Recommender system benchmarks

Hi All –

Jeremy works with the MovieLens dataset in Lecture 5 – I’ve been trying to find somewhere that benchmarks the performance of various recommender system algorithms. There are a number of open source tools for this:

but I haven’t been able to find anywhere (papers, blogs, etc) that compare performance of different methods on some standard benchmark dataset?

~ Ben

The most common one I’ve seen is https://www.kaggle.com/c/criteo-display-ad-challenge/data from criteo, but there’s not really a consensus amongst the community. Some research reports on MovieLens20M but a lot of companies report only on their own data.

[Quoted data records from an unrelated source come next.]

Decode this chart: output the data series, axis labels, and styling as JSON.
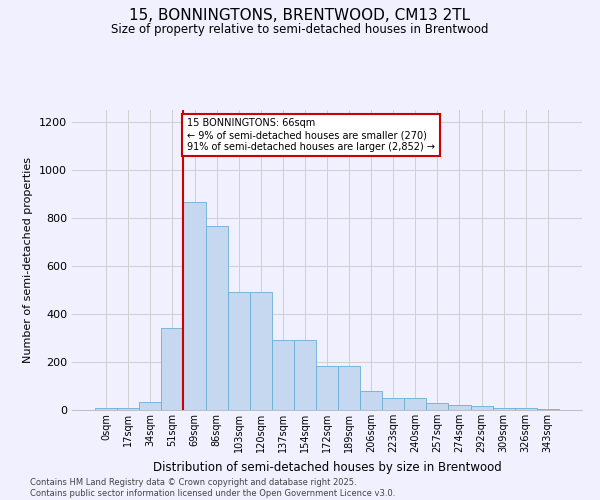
{
  "title": "15, BONNINGTONS, BRENTWOOD, CM13 2TL",
  "subtitle": "Size of property relative to semi-detached houses in Brentwood",
  "xlabel": "Distribution of semi-detached houses by size in Brentwood",
  "ylabel": "Number of semi-detached properties",
  "categories": [
    "0sqm",
    "17sqm",
    "34sqm",
    "51sqm",
    "69sqm",
    "86sqm",
    "103sqm",
    "120sqm",
    "137sqm",
    "154sqm",
    "172sqm",
    "189sqm",
    "206sqm",
    "223sqm",
    "240sqm",
    "257sqm",
    "274sqm",
    "292sqm",
    "309sqm",
    "326sqm",
    "343sqm"
  ],
  "bar_heights": [
    8,
    8,
    32,
    343,
    865,
    768,
    490,
    490,
    290,
    290,
    183,
    183,
    80,
    48,
    48,
    30,
    20,
    15,
    10,
    8,
    5
  ],
  "bar_color": "#c5d8f0",
  "bar_edge_color": "#6baed6",
  "vline_color": "#cc0000",
  "annotation_text": "15 BONNINGTONS: 66sqm\n← 9% of semi-detached houses are smaller (270)\n91% of semi-detached houses are larger (2,852) →",
  "annotation_box_color": "white",
  "annotation_box_edge": "#cc0000",
  "ylim": [
    0,
    1250
  ],
  "yticks": [
    0,
    200,
    400,
    600,
    800,
    1000,
    1200
  ],
  "footer": "Contains HM Land Registry data © Crown copyright and database right 2025.\nContains public sector information licensed under the Open Government Licence v3.0.",
  "bg_color": "#f0f0ff",
  "grid_color": "#d0d0d0",
  "vline_index": 3.5
}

Recsys, the main conference in recommender systems has a competition every year that’s also worth checking out. This year is a spotify playlist recommendation problem but unfortunately it was only open to academics and finishes at the end of June.

Their previous datasets for their challenges have been good and are often included in Recsys papers, but there isn’t a gold standard for evaluation so different papers tend to use different datasets.

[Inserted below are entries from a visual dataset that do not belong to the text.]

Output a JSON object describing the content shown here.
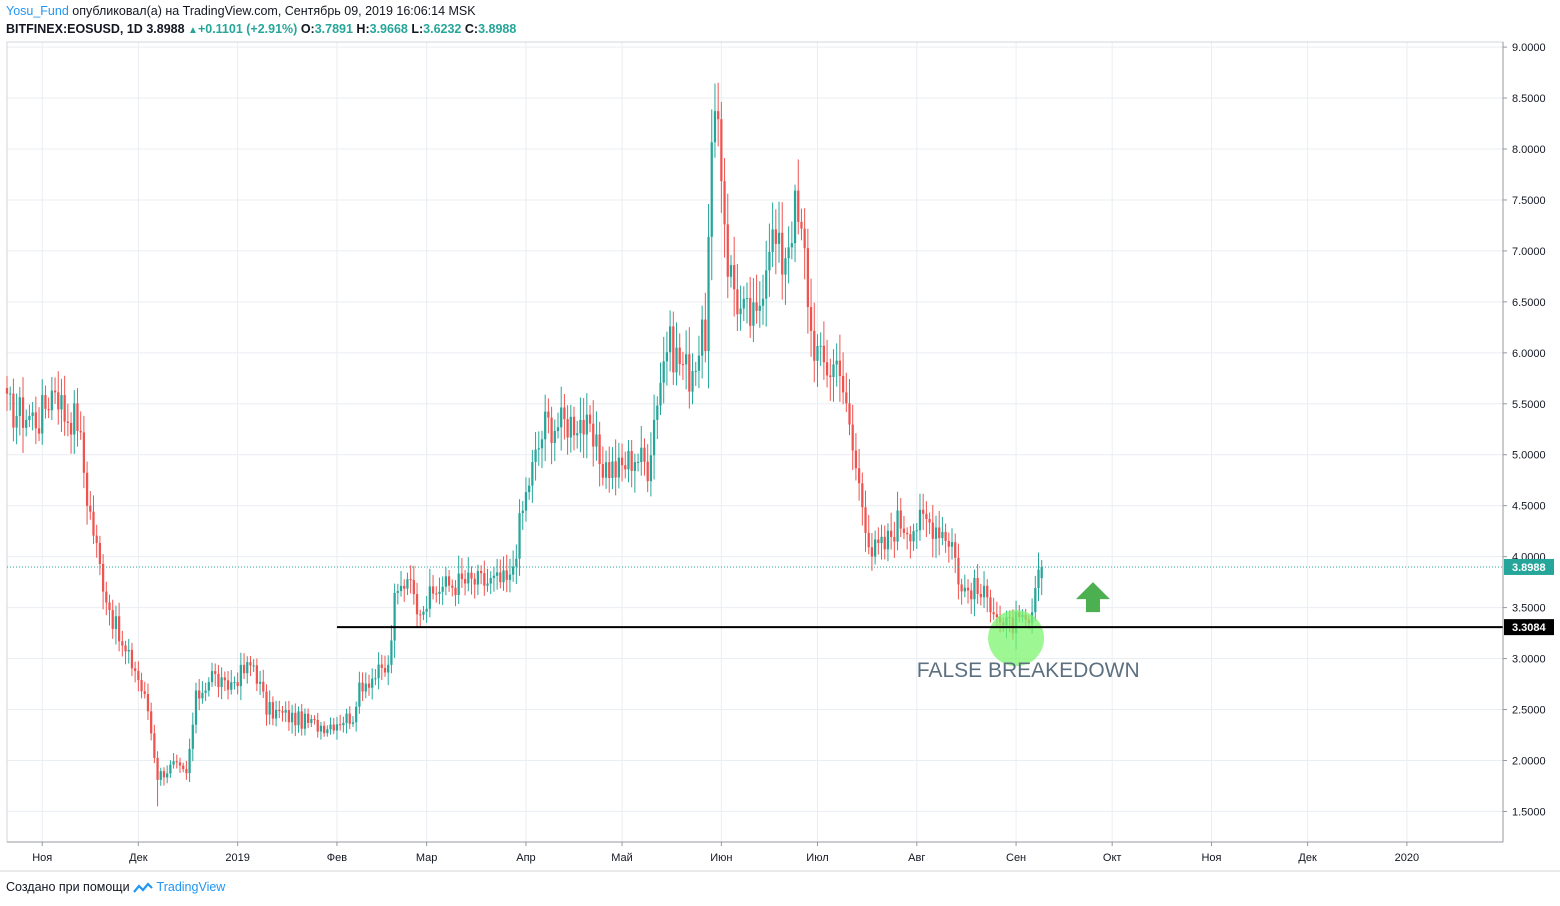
{
  "header": {
    "user": "Yosu_Fund",
    "published_text": "опубликовал(а) на TradingView.com, Сентябрь 09, 2019 16:06:14 MSK",
    "symbol": "BITFINEX:EOSUSD, 1D",
    "last": "3.8988",
    "change": "+0.1101 (+2.91%)",
    "o_label": "O:",
    "o_value": "3.7891",
    "h_label": "H:",
    "h_value": "3.9668",
    "l_label": "L:",
    "l_value": "3.6232",
    "c_label": "C:",
    "c_value": "3.8988"
  },
  "footer": {
    "prefix": "Создано при помощи",
    "brand": "TradingView"
  },
  "colors": {
    "up": "#26a69a",
    "down": "#ef5350",
    "grid": "#e9eef2",
    "level": "#000000",
    "highlight": "#7cf46e",
    "arrow": "#4caf50",
    "annotation": "#5d7080"
  },
  "chart_data": {
    "type": "candlestick",
    "title": "",
    "price_axis": {
      "min": 1.2,
      "max": 9.05,
      "ticks": [
        9.0,
        8.5,
        8.0,
        7.5,
        7.0,
        6.5,
        6.0,
        5.5,
        5.0,
        4.5,
        4.0,
        3.5,
        3.0,
        2.5,
        2.0,
        1.5
      ],
      "tick_labels": [
        "9.0000",
        "8.5000",
        "8.0000",
        "7.5000",
        "7.0000",
        "6.5000",
        "6.0000",
        "5.5000",
        "5.0000",
        "4.5000",
        "4.0000",
        "3.5000",
        "3.0000",
        "2.5000",
        "2.0000",
        "1.5000"
      ]
    },
    "time_axis": {
      "start": "2018-10-21",
      "end": "2020-01-31",
      "ticks": [
        {
          "date": "2018-11-01",
          "label": "Ноя"
        },
        {
          "date": "2018-12-01",
          "label": "Дек"
        },
        {
          "date": "2019-01-01",
          "label": "2019"
        },
        {
          "date": "2019-02-01",
          "label": "Фев"
        },
        {
          "date": "2019-03-01",
          "label": "Мар"
        },
        {
          "date": "2019-04-01",
          "label": "Апр"
        },
        {
          "date": "2019-05-01",
          "label": "Май"
        },
        {
          "date": "2019-06-01",
          "label": "Июн"
        },
        {
          "date": "2019-07-01",
          "label": "Июл"
        },
        {
          "date": "2019-08-01",
          "label": "Авг"
        },
        {
          "date": "2019-09-01",
          "label": "Сен"
        },
        {
          "date": "2019-10-01",
          "label": "Окт"
        },
        {
          "date": "2019-11-01",
          "label": "Ноя"
        },
        {
          "date": "2019-12-01",
          "label": "Дек"
        },
        {
          "date": "2020-01-01",
          "label": "2020"
        }
      ]
    },
    "daily_close_anchors": [
      [
        "2018-10-21",
        5.45
      ],
      [
        "2018-10-31",
        5.35
      ],
      [
        "2018-11-05",
        5.7
      ],
      [
        "2018-11-08",
        5.4
      ],
      [
        "2018-11-12",
        5.35
      ],
      [
        "2018-11-15",
        4.6
      ],
      [
        "2018-11-19",
        3.9
      ],
      [
        "2018-11-22",
        3.5
      ],
      [
        "2018-11-26",
        3.1
      ],
      [
        "2018-11-30",
        2.9
      ],
      [
        "2018-12-04",
        2.5
      ],
      [
        "2018-12-07",
        1.85
      ],
      [
        "2018-12-12",
        1.95
      ],
      [
        "2018-12-16",
        1.85
      ],
      [
        "2018-12-19",
        2.6
      ],
      [
        "2018-12-24",
        2.85
      ],
      [
        "2018-12-28",
        2.7
      ],
      [
        "2019-01-02",
        2.85
      ],
      [
        "2019-01-06",
        2.95
      ],
      [
        "2019-01-10",
        2.5
      ],
      [
        "2019-01-15",
        2.45
      ],
      [
        "2019-01-20",
        2.4
      ],
      [
        "2019-01-25",
        2.35
      ],
      [
        "2019-01-29",
        2.35
      ],
      [
        "2019-02-02",
        2.4
      ],
      [
        "2019-02-07",
        2.45
      ],
      [
        "2019-02-08",
        2.75
      ],
      [
        "2019-02-14",
        2.85
      ],
      [
        "2019-02-17",
        2.9
      ],
      [
        "2019-02-19",
        3.55
      ],
      [
        "2019-02-24",
        3.9
      ],
      [
        "2019-02-25",
        3.55
      ],
      [
        "2019-03-01",
        3.55
      ],
      [
        "2019-03-05",
        3.7
      ],
      [
        "2019-03-12",
        3.75
      ],
      [
        "2019-03-20",
        3.75
      ],
      [
        "2019-03-27",
        3.75
      ],
      [
        "2019-03-30",
        4.3
      ],
      [
        "2019-04-02",
        4.75
      ],
      [
        "2019-04-07",
        5.3
      ],
      [
        "2019-04-12",
        5.3
      ],
      [
        "2019-04-18",
        5.35
      ],
      [
        "2019-04-25",
        4.9
      ],
      [
        "2019-04-30",
        4.85
      ],
      [
        "2019-05-05",
        5.0
      ],
      [
        "2019-05-09",
        4.9
      ],
      [
        "2019-05-12",
        5.6
      ],
      [
        "2019-05-15",
        6.1
      ],
      [
        "2019-05-22",
        5.8
      ],
      [
        "2019-05-27",
        6.2
      ],
      [
        "2019-05-29",
        7.9
      ],
      [
        "2019-05-31",
        8.3
      ],
      [
        "2019-06-03",
        6.9
      ],
      [
        "2019-06-07",
        6.4
      ],
      [
        "2019-06-12",
        6.3
      ],
      [
        "2019-06-16",
        7.2
      ],
      [
        "2019-06-20",
        6.9
      ],
      [
        "2019-06-24",
        7.4
      ],
      [
        "2019-06-27",
        6.95
      ],
      [
        "2019-06-29",
        6.2
      ],
      [
        "2019-07-02",
        5.9
      ],
      [
        "2019-07-05",
        5.85
      ],
      [
        "2019-07-08",
        5.95
      ],
      [
        "2019-07-10",
        5.4
      ],
      [
        "2019-07-14",
        4.7
      ],
      [
        "2019-07-18",
        4.05
      ],
      [
        "2019-07-22",
        4.1
      ],
      [
        "2019-07-26",
        4.35
      ],
      [
        "2019-07-30",
        4.3
      ],
      [
        "2019-08-04",
        4.35
      ],
      [
        "2019-08-08",
        4.3
      ],
      [
        "2019-08-12",
        4.15
      ],
      [
        "2019-08-15",
        3.65
      ],
      [
        "2019-08-18",
        3.7
      ],
      [
        "2019-08-22",
        3.6
      ],
      [
        "2019-08-25",
        3.55
      ],
      [
        "2019-08-28",
        3.3
      ],
      [
        "2019-09-01",
        3.35
      ],
      [
        "2019-09-05",
        3.3
      ],
      [
        "2019-09-07",
        3.6
      ],
      [
        "2019-09-09",
        3.8988
      ]
    ],
    "notable_extremes": [
      {
        "date": "2018-12-07",
        "low": 1.55
      },
      {
        "date": "2019-05-31",
        "high": 8.65
      },
      {
        "date": "2019-06-24",
        "high": 7.65
      }
    ],
    "horizontal_level": {
      "value": 3.3084,
      "label": "3.3084",
      "from": "2019-02-01"
    },
    "last_price": {
      "value": 3.8988,
      "label": "3.8988"
    },
    "annotations": [
      {
        "type": "circle",
        "date": "2019-09-01",
        "price": 3.2
      },
      {
        "type": "up-arrow",
        "date": "2019-09-25",
        "price": 3.75
      },
      {
        "type": "text",
        "text": "FALSE BREAKEDOWN",
        "date": "2019-08-01",
        "price": 2.82
      }
    ]
  }
}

I’m working in the field right now and will be at Recsys. If you’re interested in the intersection between deep learning and recommender systems hit me up and I’m happy to talk shop. Let me know if you come to a different conclusion about this because I’m working on a paper right now and I’d like to do a few public datasets.

Even

Hey Even! Since this has been some time in the past I’m not sure if your offer to talk about recommender systems still stands, but I would love to have a chat with you if you are up to it.
I just started working on a project that involves recommender systems and it’s my first time working with them. Historically I have worked on a lot of computer vision tasks and I am kind of baffled by the lack of open benchmark datasets where I can directly see comparisons of different algorithms. Also, I was expecting kind of one or two very popular libraries of toolings for recommender systems. Instead it seems to be a bit all over the place as far as I can tell right now!
Happy to hear from you or anyone who feels like answering this call for help for getting into recommender systems. Thanks!

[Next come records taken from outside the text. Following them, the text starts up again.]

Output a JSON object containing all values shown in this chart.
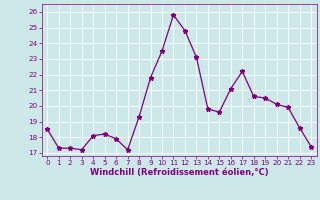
{
  "x": [
    0,
    1,
    2,
    3,
    4,
    5,
    6,
    7,
    8,
    9,
    10,
    11,
    12,
    13,
    14,
    15,
    16,
    17,
    18,
    19,
    20,
    21,
    22,
    23
  ],
  "y": [
    18.5,
    17.3,
    17.3,
    17.2,
    18.1,
    18.2,
    17.9,
    17.2,
    19.3,
    21.8,
    23.5,
    25.8,
    24.8,
    23.1,
    19.8,
    19.6,
    21.1,
    22.2,
    20.6,
    20.5,
    20.1,
    19.9,
    18.6,
    17.4
  ],
  "line_color": "#800080",
  "marker": "*",
  "marker_size": 3.5,
  "xlim": [
    -0.5,
    23.5
  ],
  "ylim": [
    16.8,
    26.5
  ],
  "yticks": [
    17,
    18,
    19,
    20,
    21,
    22,
    23,
    24,
    25,
    26
  ],
  "xticks": [
    0,
    1,
    2,
    3,
    4,
    5,
    6,
    7,
    8,
    9,
    10,
    11,
    12,
    13,
    14,
    15,
    16,
    17,
    18,
    19,
    20,
    21,
    22,
    23
  ],
  "bg_color": "#cce8e8",
  "grid_color": "#ffffff",
  "tick_color": "#800080",
  "label_color": "#800080",
  "tick_fontsize": 5.2,
  "xlabel": "Windchill (Refroidissement éolien,°C)",
  "xlabel_fontsize": 6.0,
  "line_width": 0.9
}
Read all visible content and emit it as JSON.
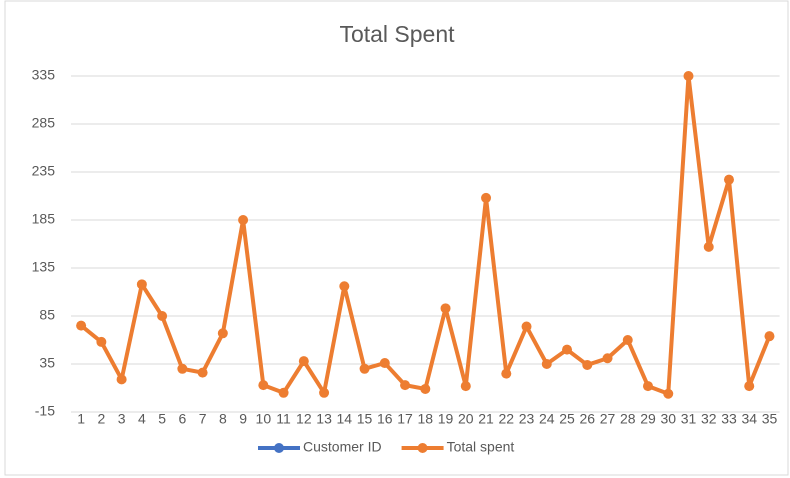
{
  "chart_data": {
    "type": "line",
    "title": "Total Spent",
    "categories": [
      "1",
      "2",
      "3",
      "4",
      "5",
      "6",
      "7",
      "8",
      "9",
      "10",
      "11",
      "12",
      "13",
      "14",
      "15",
      "16",
      "17",
      "18",
      "19",
      "20",
      "21",
      "22",
      "23",
      "24",
      "25",
      "26",
      "27",
      "28",
      "29",
      "30",
      "31",
      "32",
      "33",
      "34",
      "35"
    ],
    "series": [
      {
        "name": "Customer ID",
        "color": "#4472c4",
        "values": [
          null,
          null,
          null,
          null,
          null,
          null,
          null,
          null,
          null,
          null,
          null,
          null,
          null,
          null,
          null,
          null,
          null,
          null,
          null,
          null,
          null,
          null,
          null,
          null,
          null,
          null,
          null,
          null,
          null,
          null,
          null,
          null,
          null,
          null,
          null
        ]
      },
      {
        "name": "Total spent",
        "color": "#ed7d31",
        "values": [
          75,
          58,
          19,
          118,
          85,
          30,
          26,
          67,
          185,
          13,
          5,
          38,
          5,
          116,
          30,
          36,
          13,
          9,
          93,
          12,
          208,
          25,
          74,
          35,
          50,
          34,
          41,
          60,
          12,
          4,
          335,
          157,
          227,
          12,
          64
        ]
      }
    ],
    "ylim": [
      -15,
      335
    ],
    "yticks": [
      -15,
      35,
      85,
      135,
      185,
      235,
      285,
      335
    ],
    "grid": true,
    "legend": "bottom"
  }
}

Hey Robin, welcome and absolutely I’m always happy to talk RecSys. Datasets are a big issue in the space but there are a few promising additions to the field since this past post. If you’re really interested in diving in I’d take a look at the RecSys challenge for this year. Twitter has released a 1B tweet dataset and there’s an active competition around predicting interactions there.

That’s a pretty complex jumping off point, so movielens might be a better starting point. I’m now managing a team at NVIDIA working on building tools for the RecSys ecosystem and one of our intro examples uses that. Check out https://github.com/NVIDIA/NVTabular/tree/main/examples/getting-started-movielens.

I’m not on here as often as I used to be but I check back periodically. Looking forward to hearing more about your use case.